Formatting Emails and Handling Incidents
When using the email endpoint, the resulting behavior of the VictorOps platform will depend on the use of predefined keywords in the subject line of the email as follows:
- CRITICAL – This keyword will open a new incident, thus triggering whatever escalation policy has been configured for the team receiving the incident.
- WARNING – This keyword will add an entry to the timeline, but not open a new incident.
- INFO – This keyword will post an informational event in the timeline, without creating an incident. (Nobody gets paged)
- ACKNOWLEDGEMENT – This keyword, though rarely used, will acknowledge an incident. The platform will stop paging users.
- RECOVERY or OK– Either of these keywords will resolve an open incident. The platform will stop paging users. (It is not necessary for an incident to be acknowledged before it can be resolved)
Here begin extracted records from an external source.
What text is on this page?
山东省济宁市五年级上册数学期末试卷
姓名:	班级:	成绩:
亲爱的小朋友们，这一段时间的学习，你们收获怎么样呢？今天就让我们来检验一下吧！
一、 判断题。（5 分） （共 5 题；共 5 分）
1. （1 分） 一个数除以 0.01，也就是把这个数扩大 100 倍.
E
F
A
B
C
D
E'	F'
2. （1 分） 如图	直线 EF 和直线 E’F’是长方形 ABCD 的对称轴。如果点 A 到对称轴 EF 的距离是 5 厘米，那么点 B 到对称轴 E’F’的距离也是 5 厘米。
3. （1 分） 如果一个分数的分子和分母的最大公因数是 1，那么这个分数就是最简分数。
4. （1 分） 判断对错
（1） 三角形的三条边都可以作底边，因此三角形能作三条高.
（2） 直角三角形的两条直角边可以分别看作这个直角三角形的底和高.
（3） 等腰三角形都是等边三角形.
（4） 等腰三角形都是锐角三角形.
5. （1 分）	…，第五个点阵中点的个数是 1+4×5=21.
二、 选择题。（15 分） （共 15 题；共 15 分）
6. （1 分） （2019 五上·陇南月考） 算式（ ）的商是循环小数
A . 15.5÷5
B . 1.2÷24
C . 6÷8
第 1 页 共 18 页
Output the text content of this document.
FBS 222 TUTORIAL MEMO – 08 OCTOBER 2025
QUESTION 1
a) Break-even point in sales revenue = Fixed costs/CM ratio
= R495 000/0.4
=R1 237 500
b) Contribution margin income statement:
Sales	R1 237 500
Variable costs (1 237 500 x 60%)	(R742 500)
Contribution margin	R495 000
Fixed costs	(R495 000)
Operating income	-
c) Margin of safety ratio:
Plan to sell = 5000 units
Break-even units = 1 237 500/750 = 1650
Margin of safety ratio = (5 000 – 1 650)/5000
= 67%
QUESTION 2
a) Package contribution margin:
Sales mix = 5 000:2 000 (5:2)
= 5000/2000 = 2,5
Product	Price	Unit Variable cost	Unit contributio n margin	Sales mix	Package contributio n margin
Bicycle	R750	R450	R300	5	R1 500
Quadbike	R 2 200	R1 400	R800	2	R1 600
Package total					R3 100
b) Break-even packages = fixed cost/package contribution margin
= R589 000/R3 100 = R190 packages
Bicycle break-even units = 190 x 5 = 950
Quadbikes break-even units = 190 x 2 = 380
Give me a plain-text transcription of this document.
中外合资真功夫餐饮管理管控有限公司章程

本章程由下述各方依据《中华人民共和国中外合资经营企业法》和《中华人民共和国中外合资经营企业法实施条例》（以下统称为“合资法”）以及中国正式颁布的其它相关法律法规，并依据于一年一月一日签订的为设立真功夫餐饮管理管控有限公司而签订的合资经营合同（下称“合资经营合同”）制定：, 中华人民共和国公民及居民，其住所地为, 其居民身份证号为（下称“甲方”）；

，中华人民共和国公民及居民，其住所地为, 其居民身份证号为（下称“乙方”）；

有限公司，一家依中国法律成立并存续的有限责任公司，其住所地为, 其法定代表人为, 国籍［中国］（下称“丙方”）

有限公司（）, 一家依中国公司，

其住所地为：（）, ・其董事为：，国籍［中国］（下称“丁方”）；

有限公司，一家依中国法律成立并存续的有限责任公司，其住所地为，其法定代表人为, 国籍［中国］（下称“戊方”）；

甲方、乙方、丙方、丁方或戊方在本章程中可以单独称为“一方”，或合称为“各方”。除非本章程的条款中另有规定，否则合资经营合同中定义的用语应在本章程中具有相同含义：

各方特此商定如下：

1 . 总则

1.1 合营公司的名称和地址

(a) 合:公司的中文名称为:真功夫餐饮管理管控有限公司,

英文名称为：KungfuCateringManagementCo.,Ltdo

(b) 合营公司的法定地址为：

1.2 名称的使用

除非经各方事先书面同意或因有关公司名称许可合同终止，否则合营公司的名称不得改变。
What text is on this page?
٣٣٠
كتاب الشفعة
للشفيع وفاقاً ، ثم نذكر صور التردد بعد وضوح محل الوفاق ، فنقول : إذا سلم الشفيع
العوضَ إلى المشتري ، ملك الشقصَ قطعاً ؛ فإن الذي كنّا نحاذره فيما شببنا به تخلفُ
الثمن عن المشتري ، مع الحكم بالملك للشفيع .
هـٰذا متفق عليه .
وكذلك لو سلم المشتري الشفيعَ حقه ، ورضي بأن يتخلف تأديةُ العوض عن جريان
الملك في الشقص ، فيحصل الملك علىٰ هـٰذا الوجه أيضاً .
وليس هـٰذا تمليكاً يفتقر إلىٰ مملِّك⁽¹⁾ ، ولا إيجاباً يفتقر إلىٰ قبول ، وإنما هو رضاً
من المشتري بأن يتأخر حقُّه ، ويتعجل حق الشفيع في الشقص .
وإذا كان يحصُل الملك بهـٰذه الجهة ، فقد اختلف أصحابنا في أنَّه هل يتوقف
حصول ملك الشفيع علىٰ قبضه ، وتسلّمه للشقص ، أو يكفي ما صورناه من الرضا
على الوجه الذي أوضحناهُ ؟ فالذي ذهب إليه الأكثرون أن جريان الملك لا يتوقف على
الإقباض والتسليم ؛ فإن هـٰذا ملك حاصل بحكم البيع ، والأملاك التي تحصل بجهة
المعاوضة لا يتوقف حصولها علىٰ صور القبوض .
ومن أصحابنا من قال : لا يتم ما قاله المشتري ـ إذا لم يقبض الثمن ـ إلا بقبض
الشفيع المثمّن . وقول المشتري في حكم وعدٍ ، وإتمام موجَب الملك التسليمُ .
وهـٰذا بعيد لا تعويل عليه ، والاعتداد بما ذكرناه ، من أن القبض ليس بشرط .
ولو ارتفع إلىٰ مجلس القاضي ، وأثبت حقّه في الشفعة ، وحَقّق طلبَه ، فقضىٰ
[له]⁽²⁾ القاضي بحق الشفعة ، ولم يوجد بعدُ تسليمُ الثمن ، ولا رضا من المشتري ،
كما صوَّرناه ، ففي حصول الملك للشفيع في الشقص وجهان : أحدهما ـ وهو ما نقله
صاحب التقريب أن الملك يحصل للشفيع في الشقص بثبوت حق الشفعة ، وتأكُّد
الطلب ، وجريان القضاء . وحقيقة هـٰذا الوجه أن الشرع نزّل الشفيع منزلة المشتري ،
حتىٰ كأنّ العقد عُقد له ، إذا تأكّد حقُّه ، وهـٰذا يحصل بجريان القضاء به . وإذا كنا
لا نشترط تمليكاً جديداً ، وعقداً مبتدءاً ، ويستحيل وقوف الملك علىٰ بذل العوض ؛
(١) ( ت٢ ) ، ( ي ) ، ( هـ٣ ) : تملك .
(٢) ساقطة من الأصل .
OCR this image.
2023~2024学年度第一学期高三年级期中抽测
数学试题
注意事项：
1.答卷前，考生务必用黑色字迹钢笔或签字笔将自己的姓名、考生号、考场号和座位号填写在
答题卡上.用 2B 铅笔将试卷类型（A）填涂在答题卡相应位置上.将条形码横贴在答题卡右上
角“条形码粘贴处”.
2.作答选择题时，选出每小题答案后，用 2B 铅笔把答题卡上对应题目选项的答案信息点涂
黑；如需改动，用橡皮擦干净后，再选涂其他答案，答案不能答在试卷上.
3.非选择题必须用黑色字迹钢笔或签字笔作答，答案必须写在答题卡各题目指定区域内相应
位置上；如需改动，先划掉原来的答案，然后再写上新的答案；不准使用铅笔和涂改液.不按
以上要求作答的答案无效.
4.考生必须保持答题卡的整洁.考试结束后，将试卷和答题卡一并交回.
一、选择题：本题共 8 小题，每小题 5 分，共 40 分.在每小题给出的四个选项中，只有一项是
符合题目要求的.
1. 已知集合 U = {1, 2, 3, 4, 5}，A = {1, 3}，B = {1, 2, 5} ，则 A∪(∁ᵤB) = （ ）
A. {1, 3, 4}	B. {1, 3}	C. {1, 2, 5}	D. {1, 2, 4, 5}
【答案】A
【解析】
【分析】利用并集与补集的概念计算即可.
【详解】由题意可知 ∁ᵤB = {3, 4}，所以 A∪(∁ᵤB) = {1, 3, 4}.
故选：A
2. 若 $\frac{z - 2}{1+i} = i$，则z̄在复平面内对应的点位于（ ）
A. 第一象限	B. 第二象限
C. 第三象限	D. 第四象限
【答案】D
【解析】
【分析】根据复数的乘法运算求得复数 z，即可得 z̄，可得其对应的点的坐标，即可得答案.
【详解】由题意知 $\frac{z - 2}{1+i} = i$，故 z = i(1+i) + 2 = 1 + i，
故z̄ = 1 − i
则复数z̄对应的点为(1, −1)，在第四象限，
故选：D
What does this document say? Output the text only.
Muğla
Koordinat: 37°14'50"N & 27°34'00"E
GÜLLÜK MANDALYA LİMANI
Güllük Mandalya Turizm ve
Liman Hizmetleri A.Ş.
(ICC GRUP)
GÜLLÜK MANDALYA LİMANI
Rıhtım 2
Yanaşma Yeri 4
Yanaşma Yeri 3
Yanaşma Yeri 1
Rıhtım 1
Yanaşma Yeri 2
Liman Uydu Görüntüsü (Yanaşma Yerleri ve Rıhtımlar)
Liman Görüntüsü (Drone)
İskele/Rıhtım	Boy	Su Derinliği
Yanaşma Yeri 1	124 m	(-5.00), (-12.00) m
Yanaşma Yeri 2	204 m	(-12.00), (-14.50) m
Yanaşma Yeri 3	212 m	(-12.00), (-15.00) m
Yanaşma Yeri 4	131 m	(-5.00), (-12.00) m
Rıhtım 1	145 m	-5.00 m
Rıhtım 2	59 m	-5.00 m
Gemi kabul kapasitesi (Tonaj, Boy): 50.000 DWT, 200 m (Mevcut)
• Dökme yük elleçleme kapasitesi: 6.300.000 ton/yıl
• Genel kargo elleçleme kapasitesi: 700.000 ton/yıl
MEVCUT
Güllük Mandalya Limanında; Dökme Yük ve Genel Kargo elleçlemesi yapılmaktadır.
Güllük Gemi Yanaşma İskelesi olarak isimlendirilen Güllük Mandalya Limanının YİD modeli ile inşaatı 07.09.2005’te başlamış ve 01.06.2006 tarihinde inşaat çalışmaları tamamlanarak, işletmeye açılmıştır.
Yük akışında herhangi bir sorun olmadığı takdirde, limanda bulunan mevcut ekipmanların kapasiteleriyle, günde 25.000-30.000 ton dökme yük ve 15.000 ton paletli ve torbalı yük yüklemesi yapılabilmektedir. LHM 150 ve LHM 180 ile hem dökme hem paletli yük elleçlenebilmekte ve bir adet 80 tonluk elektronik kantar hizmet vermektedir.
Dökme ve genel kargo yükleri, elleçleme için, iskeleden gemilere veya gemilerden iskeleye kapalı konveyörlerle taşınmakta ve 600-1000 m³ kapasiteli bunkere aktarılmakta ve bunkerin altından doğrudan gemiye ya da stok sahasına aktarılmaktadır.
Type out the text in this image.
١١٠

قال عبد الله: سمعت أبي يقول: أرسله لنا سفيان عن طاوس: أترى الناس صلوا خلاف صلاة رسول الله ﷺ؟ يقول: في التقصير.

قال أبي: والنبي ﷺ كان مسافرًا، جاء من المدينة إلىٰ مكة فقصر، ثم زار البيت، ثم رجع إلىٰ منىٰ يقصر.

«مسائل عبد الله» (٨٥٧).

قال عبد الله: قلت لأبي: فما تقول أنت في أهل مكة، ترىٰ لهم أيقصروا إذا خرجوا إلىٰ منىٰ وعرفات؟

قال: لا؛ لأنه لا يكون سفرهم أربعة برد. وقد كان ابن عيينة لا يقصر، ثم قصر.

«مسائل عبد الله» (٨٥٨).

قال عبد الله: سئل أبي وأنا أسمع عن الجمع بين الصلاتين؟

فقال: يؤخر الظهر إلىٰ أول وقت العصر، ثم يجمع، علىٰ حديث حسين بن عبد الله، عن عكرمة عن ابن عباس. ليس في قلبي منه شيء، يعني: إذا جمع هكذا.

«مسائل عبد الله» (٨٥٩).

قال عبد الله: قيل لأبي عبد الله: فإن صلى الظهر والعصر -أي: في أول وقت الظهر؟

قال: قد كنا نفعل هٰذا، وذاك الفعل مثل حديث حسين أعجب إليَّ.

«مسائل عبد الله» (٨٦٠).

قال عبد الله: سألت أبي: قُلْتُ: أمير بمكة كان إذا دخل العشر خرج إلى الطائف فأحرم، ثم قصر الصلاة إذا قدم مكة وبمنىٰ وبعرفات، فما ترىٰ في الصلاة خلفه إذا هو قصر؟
When an email is ingested by VictorOps, the subject line is parsed and the above keywords are removed. Any remaining text in the subject line will become the title and main identity of the resulting incident (entity_id field). The body of the message will be included as text in the state_message field of the incident. A best practice is to include the keyword at the end of the subject line to avoid issues with spaces in the title of the incident.
If an email does not contain any of these keywords, it is not parsable.
Example Incident using Email Endpoint
The following example email will result in the creation of a new incident that will be routed to the team Lannister (routing key = lannister).
Below, please find the resulting incident with expanded payload in VictorOps.
The above incident may be acknowledged by sending the same email but replacing the keyword CRITICAL with the keyword ACKNOWLEDGEMENT. It can also be resolved by replacing the keyword ACKNOWLEDGEMENT with the keywords RESOLVED or OK.
Make sure that the subject line of the email is the same for all emails related to a given incident (excluding the keyword, obviously). In other words, if you were to send an email with the subject line “Database server DB6 is down CRITICAL” and then you tried sending an email to resolve the incident with the subject line “Database server DB6 is up RECOVERY”, the VictorOps platform would not recognize that the second email is related to the incident opened by the first (because the entity_id for the first alert contains the word down, while the entity_id for the resolution message is different, containing the word up instead).
Legacy Email Systems
Some legacy monitoring tools do not permit users to alter the content of the subject line of their email notifications. In this case, it may be possible to use our Transmogrifier tool (Enterprise only) to control the workflow of incidents generated by that tool. Contact our support team at firstname.lastname@example.org for help with this configuration.
Recommended Transmogrifier Rules
Sending alerts through the email integration can be limited depending on the flexibility you have over your email system. If you have the ability to modify the subject line and body of the email you may transform Critical alerts to a Recovery state. For this use case, please see the example Transmogrifier rule below.
With this Transmogrifier rule, we are looking for a keyword or phrase “UP” in the Email Body (state_message in the payload) using wildcard matching, denoted by the asterisks. If the keyword or phrase “UP” is present in the body of the email, then the message_type will transform to RECOVERY (this can be replaced with any of the parsable fields listed in the “Formatting Emails and Handling Incidents” section).